I'll be Blind Dead if that doesn't strike a chord with me .
Nice find Holger - really dig (geddit) the cover to BHD - looks like there is more to life than NEL .. hmm did I *really* say that ?
Shirley a mishtake.
I have a hard cover copy of this novel (no dust jacket, alas). Think I might have at least one other JB title knocking about. I can't actually remember reading this, but then there are plenty of books I've read but have no recollection of doing so these days
Franklin Marsh wrote:
Another blinder! The 'Sphere Occult' label does it for me! Is Anthony Cheetham still alive? He was a big cheese at Sphere - we really should track him down and ask him what went on there.
Holger's review:Thanks to your positive comments about the autor I put this on top of my reading pile and, boy, was I glad I did.
This is the discovery of the year for me! The best book I've read in ages! A page turner if ever there was one! Absolutely unputdownable! I gotta read more from that guy! How come I never heard of him? He should be a successful multi-millionaire author living in his own Playboy mansion! (OK, I just noticed that he died in 1993.) Anyone care to raise money to turn this into a film? In one word: Wow!!!
The book can best be described as a Da Vinci Code for the 1960s/70s (the book was first published in 1969; this edition is from 1970) with a general dollop of creepy horror moments. We have centuries old art mysteries, the search for the Holy Grail, an alien invasion, a sympathetic Nazi war criminal, a flame throwing Dean with a collection of war memorabilia, contracted IRA killers, a treasure hunt in a mysterious tomb full of mechanical traps and much much more.
In the small town of Lanchester a group of citizens are attempting to get a vault opened up in their local Cathedral that contains the remains of infamous painter/writer/scientist Sir Martin Railstone. Railstone was a mediocre talent who dabbled in occult practices and during the last years of his life allegedly managed to obtain knowledge that was far ahead of his time. His final writings and art work - rumoured to be far superior to anything he had previously created - were buried with him with instructions that only a direct female descendant of his should be allowed to open it up again. A race against time ensues when the authorities decide to drown the entire area including the cathedral at the bottom of a newly devised reservoir.
Blackburn is one hell of a story teller who has the rare knack of being able to create memorable characters in a pulp environment. He generously weaves passages of Railstone's writings into the novel and successfully manages to establish the life of a fictitious historical character including references not only to his books and art work, but also to a whole stream of secondary - and of course equally fictitious! - writings about the writings: articles, criticism and biographical information about this Renaissance man. He does it so well that I actually had to google his name to convince myself that this was not in actual fact based on a real historical figure. (It wasn't!)

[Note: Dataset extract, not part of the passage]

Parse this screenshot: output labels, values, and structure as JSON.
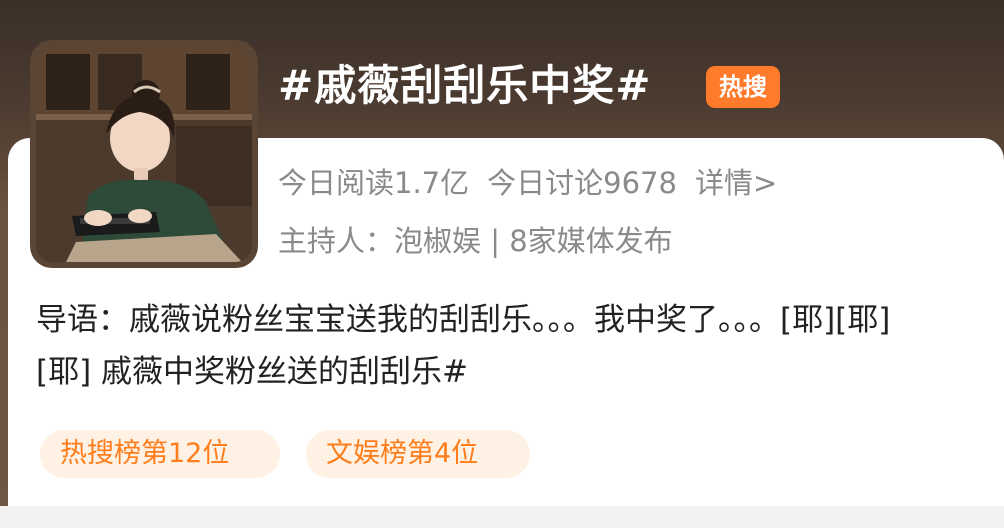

Blackburn also seems to know a thing or two about politics. On the one hand we have a motley crue of Railstone fanatics who attempt to get the tomb opened; on the other hand we have the guardians of the vault, local church members who are opposed to this very idea as well as councillors who are planning a new water reservoir at the very spot. Although the novel starts off with the murder of a clergyman, for the biggest part the suspense in the book comes from the shifting balances of power, the political and clerical conspiracies and the often unlikely alliances between colourful individuals.
The first two thirds of the book are an intriguing treasure hunt. Once the pieces of this historical puzzle are carefully put together, the story makes way for a more traditional horror/Sci Fi approach with strange creatures unleashed in the English countryside that not even the Army seems to be able to battle.
In case I haven't said it often enough yet, but if you ever come across this book, grab it right away, call in a sickie for work, disconnect your telephone, put your legs up and enjoy one of the best reads you are ever likely to come across.
Marvellous review that, Holger, and thanks very much for sharing it with us. This sounds very much like Blackburn playing to his strengths so I doubt very much you'll be disappointed with his other horror novels.
Something akin to the power struggle between the "Railstone fanatics", the council and the church occurs in "Children Of The Night" too (which, now I think of it, shares certain plot similarities with Ramsey Campbell's "Ancient Images").
Franklin Marsh wrote:
Farky Nell! ' A flame throwing Dean'?!? Holger you've already elevated this to the dizzy heights of a VOE classic without even trying. Pure genius!
Incidentally, I picked up another Blackburn book at the same time as Bury Him Darkly and Children of the Night. Broken Boy is ostensibly a cold war thriller with a crazed sex killer thrown in.